Chancellor Angela Merkel’s party, which has been struggling to form a coalition, faces more difficulties as its prospective coalition partner, the Social Democrat (SPD) Party, expresses disagreements over migration and tax policies.
Germany has been in political limbo since elections in September, which saw heavy losses for the centrist “grand coalition” that has been ruling the country for the past four years.
Merkel, seeking a fourth term in office, has been looking to form a coalition with the center-left Social Democrats after her center-right bloc lost some support to the far right Alternative for Germany (AfD) Party in the September 24 polls and her attempts to form a three-way tie-up with the pro-business Free Democrats (FDP) and the Greens failed.
Merkel, the 63-year-old leader of the conservative Christian Democratic Union (CDU) Party, and SPD leader will meet for preliminary talks on January 3 ahead of exploratory talks scheduled for January 7 through January 12.
SPD deputy leader Thorsten Schaefer-Guembel said recent comments by some conservatives were “counterproductive for every form of government formation,” adding that the remarks had raised doubts about the will of conservatives to govern together.
He ruled out the possibility that the talks will result in a deal.
“A minority government remains an option, even if Chancellor Angela Merkel doesn’t want to acknowledge that,” Schaefer-Guembel said in an interview published Tuesday in the Passauer Neue Presse newspaper.
He cited differences between the two parties on a number of issues and rejected as “absurd” proposals by some conservatives to cut taxes for high-income earners.

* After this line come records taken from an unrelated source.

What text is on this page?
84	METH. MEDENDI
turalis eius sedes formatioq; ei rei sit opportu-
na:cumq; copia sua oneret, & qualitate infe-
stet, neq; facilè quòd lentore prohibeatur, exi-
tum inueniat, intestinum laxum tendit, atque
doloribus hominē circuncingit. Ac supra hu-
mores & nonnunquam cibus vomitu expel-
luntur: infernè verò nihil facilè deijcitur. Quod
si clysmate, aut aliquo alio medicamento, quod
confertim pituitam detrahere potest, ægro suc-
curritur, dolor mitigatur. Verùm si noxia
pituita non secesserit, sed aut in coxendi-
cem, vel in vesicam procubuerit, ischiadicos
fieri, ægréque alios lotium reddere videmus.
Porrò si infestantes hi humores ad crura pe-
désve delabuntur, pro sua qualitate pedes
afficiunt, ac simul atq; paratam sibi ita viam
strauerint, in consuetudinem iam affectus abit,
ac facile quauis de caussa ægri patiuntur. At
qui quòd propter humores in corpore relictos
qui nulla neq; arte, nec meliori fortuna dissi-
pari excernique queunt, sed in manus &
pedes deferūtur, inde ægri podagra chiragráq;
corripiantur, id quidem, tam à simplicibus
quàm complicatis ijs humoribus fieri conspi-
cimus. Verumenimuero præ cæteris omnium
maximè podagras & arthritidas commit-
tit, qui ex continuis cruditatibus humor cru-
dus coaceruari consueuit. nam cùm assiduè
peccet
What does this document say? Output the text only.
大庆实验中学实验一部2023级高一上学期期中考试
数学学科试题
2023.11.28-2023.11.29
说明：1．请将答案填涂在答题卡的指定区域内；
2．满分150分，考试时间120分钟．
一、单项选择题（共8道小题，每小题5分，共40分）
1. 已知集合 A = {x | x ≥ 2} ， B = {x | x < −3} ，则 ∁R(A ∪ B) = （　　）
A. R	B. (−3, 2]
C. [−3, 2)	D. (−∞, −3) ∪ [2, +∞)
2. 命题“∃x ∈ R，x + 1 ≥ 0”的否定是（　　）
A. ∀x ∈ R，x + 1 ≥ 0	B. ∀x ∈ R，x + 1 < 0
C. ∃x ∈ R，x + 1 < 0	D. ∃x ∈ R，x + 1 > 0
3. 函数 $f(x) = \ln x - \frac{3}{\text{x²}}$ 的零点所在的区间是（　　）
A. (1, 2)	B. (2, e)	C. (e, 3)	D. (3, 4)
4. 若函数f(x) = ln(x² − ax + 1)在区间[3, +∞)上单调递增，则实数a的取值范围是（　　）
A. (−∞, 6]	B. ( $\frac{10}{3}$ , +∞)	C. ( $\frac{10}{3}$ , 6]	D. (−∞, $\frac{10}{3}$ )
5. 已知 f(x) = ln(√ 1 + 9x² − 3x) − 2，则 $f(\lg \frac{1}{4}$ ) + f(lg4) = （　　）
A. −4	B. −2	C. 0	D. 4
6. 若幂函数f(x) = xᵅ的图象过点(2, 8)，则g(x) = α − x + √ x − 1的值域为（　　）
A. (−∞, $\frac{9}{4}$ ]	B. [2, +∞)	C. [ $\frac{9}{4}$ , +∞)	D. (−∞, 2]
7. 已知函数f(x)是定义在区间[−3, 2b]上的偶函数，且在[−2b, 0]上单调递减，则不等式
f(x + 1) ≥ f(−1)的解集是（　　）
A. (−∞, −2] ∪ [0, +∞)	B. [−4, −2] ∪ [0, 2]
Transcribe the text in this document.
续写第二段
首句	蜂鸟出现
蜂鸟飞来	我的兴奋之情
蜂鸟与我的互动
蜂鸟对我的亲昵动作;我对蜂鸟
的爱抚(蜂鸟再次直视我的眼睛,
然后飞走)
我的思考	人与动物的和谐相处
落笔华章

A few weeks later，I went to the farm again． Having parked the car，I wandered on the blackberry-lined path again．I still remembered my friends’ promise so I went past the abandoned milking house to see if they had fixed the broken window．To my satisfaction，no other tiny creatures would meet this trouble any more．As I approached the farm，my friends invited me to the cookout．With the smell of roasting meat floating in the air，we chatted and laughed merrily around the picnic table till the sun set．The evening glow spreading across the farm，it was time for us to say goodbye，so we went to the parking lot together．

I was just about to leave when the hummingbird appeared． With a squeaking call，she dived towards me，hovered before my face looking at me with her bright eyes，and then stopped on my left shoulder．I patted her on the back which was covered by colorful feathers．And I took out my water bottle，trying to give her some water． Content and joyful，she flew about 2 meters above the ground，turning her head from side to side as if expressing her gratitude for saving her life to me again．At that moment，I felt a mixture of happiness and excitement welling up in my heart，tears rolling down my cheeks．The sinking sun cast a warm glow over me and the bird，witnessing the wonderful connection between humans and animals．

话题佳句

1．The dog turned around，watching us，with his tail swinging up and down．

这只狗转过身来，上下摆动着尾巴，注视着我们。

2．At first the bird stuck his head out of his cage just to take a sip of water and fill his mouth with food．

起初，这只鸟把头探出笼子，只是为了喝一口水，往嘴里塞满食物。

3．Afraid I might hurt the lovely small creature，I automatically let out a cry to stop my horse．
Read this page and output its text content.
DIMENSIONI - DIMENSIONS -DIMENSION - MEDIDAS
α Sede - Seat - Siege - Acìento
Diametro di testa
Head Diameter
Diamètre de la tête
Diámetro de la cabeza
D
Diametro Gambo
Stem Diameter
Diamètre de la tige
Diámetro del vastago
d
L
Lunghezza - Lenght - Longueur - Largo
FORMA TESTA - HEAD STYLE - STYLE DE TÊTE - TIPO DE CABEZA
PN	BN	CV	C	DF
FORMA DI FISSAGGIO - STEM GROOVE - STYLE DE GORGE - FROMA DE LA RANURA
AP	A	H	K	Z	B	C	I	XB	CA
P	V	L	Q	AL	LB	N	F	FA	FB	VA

A new opinion poll released on Saturday showed that nearly two-thirds of all Germans would call for Merkel’s resignation if upcoming coalition talks with the SPD also failed.
Merkel’s Bavarian sister party, the CSU, has distanced itself from the SPD through policy papers calling for corporate tax cuts, reductions in benefits for asylum seekers, higher military spending and limits on immigration.